TERRE HAUTE — No aspect of Thursday’s sad news surrounding the local Pfizer Inc. plant could be considered positive.
Just a few years ago, that company’s innovative inhaled-insulin drug, Exubera, looked like a boon to the local economy. Pfizer, the world’s largest pharmaceutical firm, chose its Vigo County plant as the sole producer of Exubera. The firm invested more than $300 million in the local facility. Pfizer added 400 employees for the project. They began making the first new insulin product since that hormone was discovered nearly 80 years ago. Diabetes patients finally had an alternative to painful injections.
Exubera, taken from the word “exuberance,” fit the excitement it generated in this community’s economic circles.
But the drug failed to win over doctors and their patients. Sales proved disappointing. Then on Thursday morning, Pfizer officials announced the company was halting Exubera production. Six-hundred of the local plant’s 750 employees were placed on paid leave. The plant’s other 150 workers will, for now, continue to produce two antibiotics.
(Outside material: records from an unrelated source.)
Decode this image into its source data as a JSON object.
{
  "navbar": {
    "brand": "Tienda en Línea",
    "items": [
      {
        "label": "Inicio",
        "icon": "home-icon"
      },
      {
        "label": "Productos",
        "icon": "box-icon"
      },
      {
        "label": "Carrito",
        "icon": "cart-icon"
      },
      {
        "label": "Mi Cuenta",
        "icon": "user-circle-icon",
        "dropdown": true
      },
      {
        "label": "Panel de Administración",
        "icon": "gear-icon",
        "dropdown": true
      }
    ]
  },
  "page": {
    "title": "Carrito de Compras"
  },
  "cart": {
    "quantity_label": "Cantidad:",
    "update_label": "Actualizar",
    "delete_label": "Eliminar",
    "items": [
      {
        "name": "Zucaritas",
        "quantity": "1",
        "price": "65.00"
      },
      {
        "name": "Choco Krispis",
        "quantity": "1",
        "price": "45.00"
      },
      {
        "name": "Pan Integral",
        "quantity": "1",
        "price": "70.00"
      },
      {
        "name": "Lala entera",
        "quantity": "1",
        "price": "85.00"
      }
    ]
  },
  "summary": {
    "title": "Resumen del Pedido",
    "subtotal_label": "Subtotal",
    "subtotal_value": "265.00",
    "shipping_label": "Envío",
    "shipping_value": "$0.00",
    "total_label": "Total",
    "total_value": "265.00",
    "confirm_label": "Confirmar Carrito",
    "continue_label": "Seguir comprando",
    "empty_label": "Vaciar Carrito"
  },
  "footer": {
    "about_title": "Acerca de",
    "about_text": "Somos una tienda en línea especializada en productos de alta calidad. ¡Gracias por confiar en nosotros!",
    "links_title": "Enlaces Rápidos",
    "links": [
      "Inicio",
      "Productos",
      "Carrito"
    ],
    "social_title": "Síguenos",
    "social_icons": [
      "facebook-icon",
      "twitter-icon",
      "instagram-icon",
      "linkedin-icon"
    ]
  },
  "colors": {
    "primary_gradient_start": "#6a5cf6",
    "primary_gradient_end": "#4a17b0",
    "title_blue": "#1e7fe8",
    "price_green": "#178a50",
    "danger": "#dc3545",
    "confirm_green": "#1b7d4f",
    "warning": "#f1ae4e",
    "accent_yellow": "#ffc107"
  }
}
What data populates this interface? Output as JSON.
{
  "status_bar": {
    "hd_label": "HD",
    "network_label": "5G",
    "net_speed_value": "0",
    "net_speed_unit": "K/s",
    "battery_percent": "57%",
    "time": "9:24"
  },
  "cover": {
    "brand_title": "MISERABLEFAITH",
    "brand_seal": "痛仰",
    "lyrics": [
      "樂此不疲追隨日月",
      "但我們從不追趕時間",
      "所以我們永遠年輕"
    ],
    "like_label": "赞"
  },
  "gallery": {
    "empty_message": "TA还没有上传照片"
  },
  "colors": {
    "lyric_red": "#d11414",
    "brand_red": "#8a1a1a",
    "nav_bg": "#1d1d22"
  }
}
A statement by company spokesman Rick Chambers does not ease the concerns of the Wabash Valley community. “We’ve not made a decision on the future of the plant,” he said. “We’re going to take some time to review our options on it.”
If the thinnest of silver linings exists, it is that Pfizer’s long reputation as a good corporate neighbor could help Vigo County make the best of a rough situation. The plant, with a payroll estimated at $25.3 million in 2005, has been a source of good-paying jobs since it acquired the grounds of a World War II-era ordnance plant in 1947 and began making antibiotics there a year later. Today, Pfizer contributes heavily to the county’s tax base, and to local charities and programs. In terms of taxes, the plant accounts for 1.8 percent of Vigo County’s total assessed valuation and will pay $344,007 in taxes this year. As for its benevolence, in 2006 its employees donated $221,572 to the United Way of the Wabash Valley, and an added gift from the Pfizer corporation boosted its overall contribution to $440,000. That offering amounted to an impressive 21 percent of the local United Way’s 2006 donations.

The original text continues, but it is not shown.